The question is: Do you need to game at 5K? I might go so far to say that you don't see any difference whether it is 2560x1440 or 5120x2880 on the same screen-size while gaming. So why not doubling each pixel for gaming and enjoying high-DPI while on the desktop? 2560x1440 is easy, even for midrange cards now...
 
What single cards can drive this display at respectable framerates in gaming?

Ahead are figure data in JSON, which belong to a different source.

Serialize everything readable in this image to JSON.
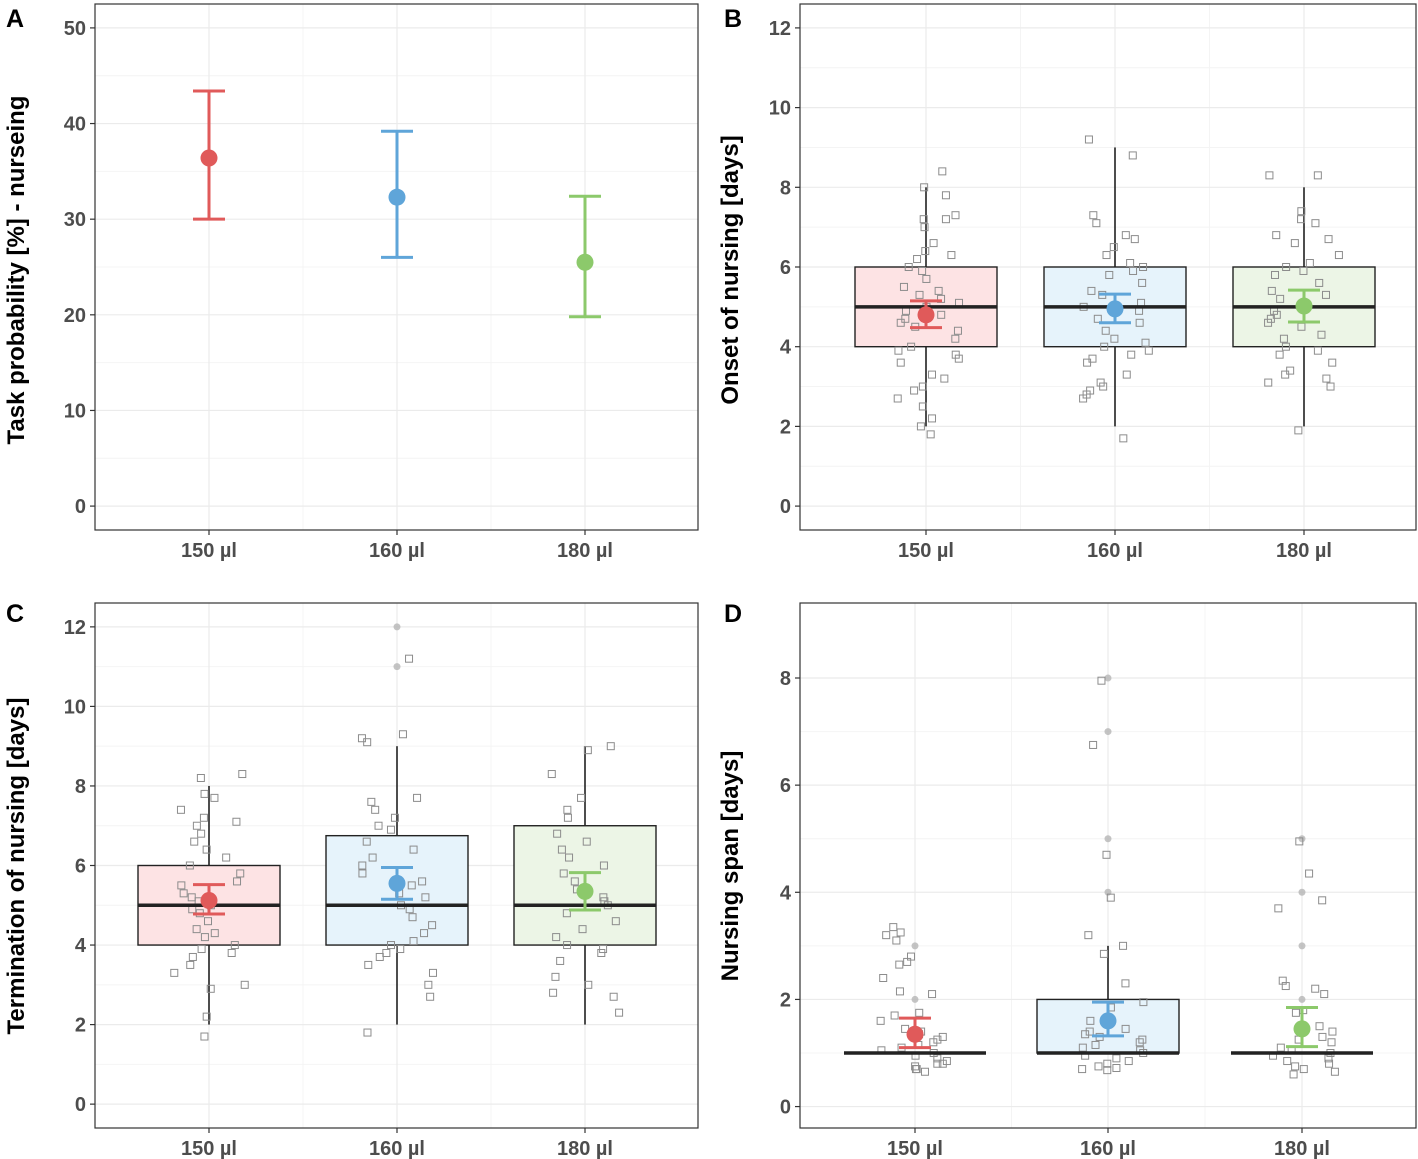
{
  "colors": {
    "series": [
      "#e05a5a",
      "#5fa5d9",
      "#8cc96b"
    ],
    "box_fill": [
      "#fde3e4",
      "#e6f3fb",
      "#ecf5e6"
    ],
    "grid_major": "#ebebeb",
    "grid_minor": "#f4f4f4"
  },
  "chart_data": [
    {
      "panel": "A",
      "type": "pointrange",
      "ylabel": "Task probability [%] - nurseing",
      "categories": [
        "150 µl",
        "160 µl",
        "180 µl"
      ],
      "ylim": [
        -2.5,
        52.5
      ],
      "yticks": [
        0,
        10,
        20,
        30,
        40,
        50
      ],
      "ytick_labels": [
        "0",
        "10",
        "20",
        "30",
        "40",
        "50"
      ],
      "points": [
        {
          "mean": 36.4,
          "lower": 30.0,
          "upper": 43.4
        },
        {
          "mean": 32.3,
          "lower": 26.0,
          "upper": 39.2
        },
        {
          "mean": 25.5,
          "lower": 19.8,
          "upper": 32.4
        }
      ]
    },
    {
      "panel": "B",
      "type": "boxplot",
      "ylabel": "Onset of nursing [days]",
      "categories": [
        "150 µl",
        "160 µl",
        "180 µl"
      ],
      "ylim": [
        -0.6,
        12.6
      ],
      "yticks": [
        0,
        2,
        4,
        6,
        8,
        10,
        12
      ],
      "ytick_labels": [
        "0",
        "2",
        "4",
        "6",
        "8",
        "10",
        "12"
      ],
      "boxes": [
        {
          "whisker_low": 2,
          "q1": 4,
          "median": 5,
          "q3": 6,
          "whisker_high": 8,
          "mean": 4.8,
          "ci_low": 4.48,
          "ci_high": 5.15,
          "outliers": []
        },
        {
          "whisker_low": 2,
          "q1": 4,
          "median": 5,
          "q3": 6,
          "whisker_high": 9,
          "mean": 4.95,
          "ci_low": 4.6,
          "ci_high": 5.32,
          "outliers": []
        },
        {
          "whisker_low": 2,
          "q1": 4,
          "median": 5,
          "q3": 6,
          "whisker_high": 8,
          "mean": 5.02,
          "ci_low": 4.62,
          "ci_high": 5.42,
          "outliers": []
        }
      ],
      "jitter": [
        [
          8.4,
          8.0,
          7.8,
          7.3,
          7.2,
          7.2,
          7.0,
          6.6,
          6.4,
          6.3,
          6.2,
          6.0,
          5.9,
          5.7,
          5.5,
          5.4,
          5.3,
          5.2,
          5.1,
          5.0,
          4.9,
          4.8,
          4.7,
          4.6,
          4.5,
          4.4,
          4.2,
          4.0,
          3.9,
          3.8,
          3.7,
          3.6,
          3.3,
          3.2,
          3.0,
          2.9,
          2.7,
          2.5,
          2.2,
          2.0,
          1.8
        ],
        [
          8.8,
          9.2,
          7.3,
          7.1,
          6.8,
          6.7,
          6.5,
          6.3,
          6.1,
          6.0,
          5.9,
          5.8,
          5.6,
          5.4,
          5.3,
          5.1,
          5.0,
          4.9,
          4.7,
          4.6,
          4.4,
          4.2,
          4.1,
          4.0,
          3.9,
          3.8,
          3.7,
          3.6,
          3.3,
          3.1,
          3.0,
          2.9,
          2.8,
          2.7,
          1.7
        ],
        [
          8.3,
          8.3,
          7.4,
          7.2,
          7.1,
          6.8,
          6.7,
          6.6,
          6.3,
          6.1,
          6.0,
          5.9,
          5.8,
          5.6,
          5.4,
          5.3,
          5.2,
          4.9,
          4.8,
          4.7,
          4.6,
          4.5,
          4.3,
          4.2,
          4.0,
          3.9,
          3.8,
          3.6,
          3.4,
          3.3,
          3.2,
          3.1,
          3.0,
          1.9
        ]
      ]
    },
    {
      "panel": "C",
      "type": "boxplot",
      "ylabel": "Termination of nursing [days]",
      "categories": [
        "150 µl",
        "160 µl",
        "180 µl"
      ],
      "ylim": [
        -0.6,
        12.6
      ],
      "yticks": [
        0,
        2,
        4,
        6,
        8,
        10,
        12
      ],
      "ytick_labels": [
        "0",
        "2",
        "4",
        "6",
        "8",
        "10",
        "12"
      ],
      "boxes": [
        {
          "whisker_low": 2,
          "q1": 4,
          "median": 5,
          "q3": 6,
          "whisker_high": 8,
          "mean": 5.12,
          "ci_low": 4.78,
          "ci_high": 5.52,
          "outliers": []
        },
        {
          "whisker_low": 2,
          "q1": 4,
          "median": 5,
          "q3": 6.75,
          "whisker_high": 9,
          "mean": 5.55,
          "ci_low": 5.15,
          "ci_high": 5.95,
          "outliers": [
            11,
            12
          ]
        },
        {
          "whisker_low": 2,
          "q1": 4,
          "median": 5,
          "q3": 7,
          "whisker_high": 9,
          "mean": 5.35,
          "ci_low": 4.88,
          "ci_high": 5.82,
          "outliers": []
        }
      ],
      "jitter": [
        [
          8.3,
          8.2,
          7.8,
          7.7,
          7.4,
          7.2,
          7.1,
          7.0,
          6.8,
          6.6,
          6.4,
          6.2,
          6.0,
          5.8,
          5.6,
          5.5,
          5.3,
          5.2,
          5.1,
          5.0,
          4.9,
          4.8,
          4.6,
          4.4,
          4.3,
          4.2,
          4.0,
          3.9,
          3.8,
          3.7,
          3.5,
          3.3,
          3.0,
          2.9,
          2.2,
          1.7
        ],
        [
          11.2,
          9.3,
          9.2,
          9.1,
          7.7,
          7.6,
          7.4,
          7.2,
          7.0,
          6.9,
          6.6,
          6.4,
          6.2,
          6.0,
          5.8,
          5.6,
          5.5,
          5.3,
          5.2,
          5.0,
          4.9,
          4.7,
          4.5,
          4.3,
          4.1,
          4.0,
          3.9,
          3.8,
          3.7,
          3.5,
          3.3,
          3.0,
          2.7,
          1.8
        ],
        [
          9.0,
          8.9,
          8.3,
          7.7,
          7.4,
          7.2,
          6.8,
          6.6,
          6.4,
          6.2,
          6.0,
          5.8,
          5.6,
          5.4,
          5.2,
          5.1,
          5.0,
          4.8,
          4.6,
          4.4,
          4.2,
          4.0,
          3.9,
          3.8,
          3.6,
          3.2,
          3.0,
          2.8,
          2.7,
          2.3
        ]
      ]
    },
    {
      "panel": "D",
      "type": "boxplot",
      "ylabel": "Nursing span [days]",
      "categories": [
        "150 µl",
        "160 µl",
        "180 µl"
      ],
      "ylim": [
        -0.4,
        9.4
      ],
      "yticks": [
        0,
        2,
        4,
        6,
        8
      ],
      "ytick_labels": [
        "0",
        "2",
        "4",
        "6",
        "8"
      ],
      "boxes": [
        {
          "whisker_low": 1,
          "q1": 1,
          "median": 1,
          "q3": 1,
          "whisker_high": 1,
          "mean": 1.35,
          "ci_low": 1.1,
          "ci_high": 1.65,
          "outliers": [
            2,
            3
          ]
        },
        {
          "whisker_low": 1,
          "q1": 1,
          "median": 1,
          "q3": 2,
          "whisker_high": 3,
          "mean": 1.6,
          "ci_low": 1.32,
          "ci_high": 1.95,
          "outliers": [
            4,
            5,
            7,
            8
          ]
        },
        {
          "whisker_low": 1,
          "q1": 1,
          "median": 1,
          "q3": 1,
          "whisker_high": 1,
          "mean": 1.45,
          "ci_low": 1.12,
          "ci_high": 1.85,
          "outliers": [
            2,
            3,
            4,
            5
          ]
        }
      ],
      "jitter": [
        [
          3.35,
          3.25,
          3.2,
          3.1,
          2.8,
          2.7,
          2.65,
          2.4,
          2.15,
          2.1,
          1.75,
          1.7,
          1.6,
          1.45,
          1.4,
          1.35,
          1.3,
          1.25,
          1.2,
          1.15,
          1.1,
          1.05,
          1.0,
          0.95,
          0.9,
          0.85,
          0.8,
          0.75,
          0.7,
          0.65,
          0.7,
          0.8
        ],
        [
          7.95,
          6.75,
          4.7,
          3.9,
          3.2,
          3.0,
          2.85,
          2.3,
          1.95,
          1.85,
          1.6,
          1.45,
          1.4,
          1.35,
          1.3,
          1.25,
          1.2,
          1.15,
          1.1,
          1.05,
          1.0,
          0.95,
          0.9,
          0.85,
          0.8,
          0.75,
          0.7,
          0.68,
          0.72
        ],
        [
          4.95,
          4.35,
          3.85,
          3.7,
          2.35,
          2.25,
          2.2,
          2.1,
          1.8,
          1.75,
          1.5,
          1.4,
          1.3,
          1.25,
          1.2,
          1.1,
          1.05,
          1.0,
          0.95,
          0.9,
          0.85,
          0.8,
          0.75,
          0.7,
          0.65,
          0.6
        ]
      ]
    }
  ]
}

Just speculation on my part but I think a single full chip Pascal GP210 will probably be able to handle almost all games at high to ultra settings on 4K. Maybe 2 years for that to come. As for 5K then I would guess the full chip successor to Pascal. probably another 2 years so my guesstimate is ~4 years before a single card will be able to run almost all games at high to ultra settings at 5K.
 
nobody needs this... we need more content in 4K so the mainstream can move along pass 1080p already!!!!! (I do not mean desktop icons with word "content" - yes you can look at super crisp recyclebin icon in 5K or "whatever"-K and that is about it)
 
That is all subject to what game you are playing. If you are playing the latest and greatest then no single card is going to do the work. but if you still rock old games like me... CS:Go then it will not matter.
 
I still think investing in something like this is insane. I would rather wait for a display connector that is designed to handle up to 8k. We know it's coming so we might as well get straight to the point and address the biggest problem with high resolution displays and that's display bandwidth (forgetting gpu performance at resolutions like that for a moment).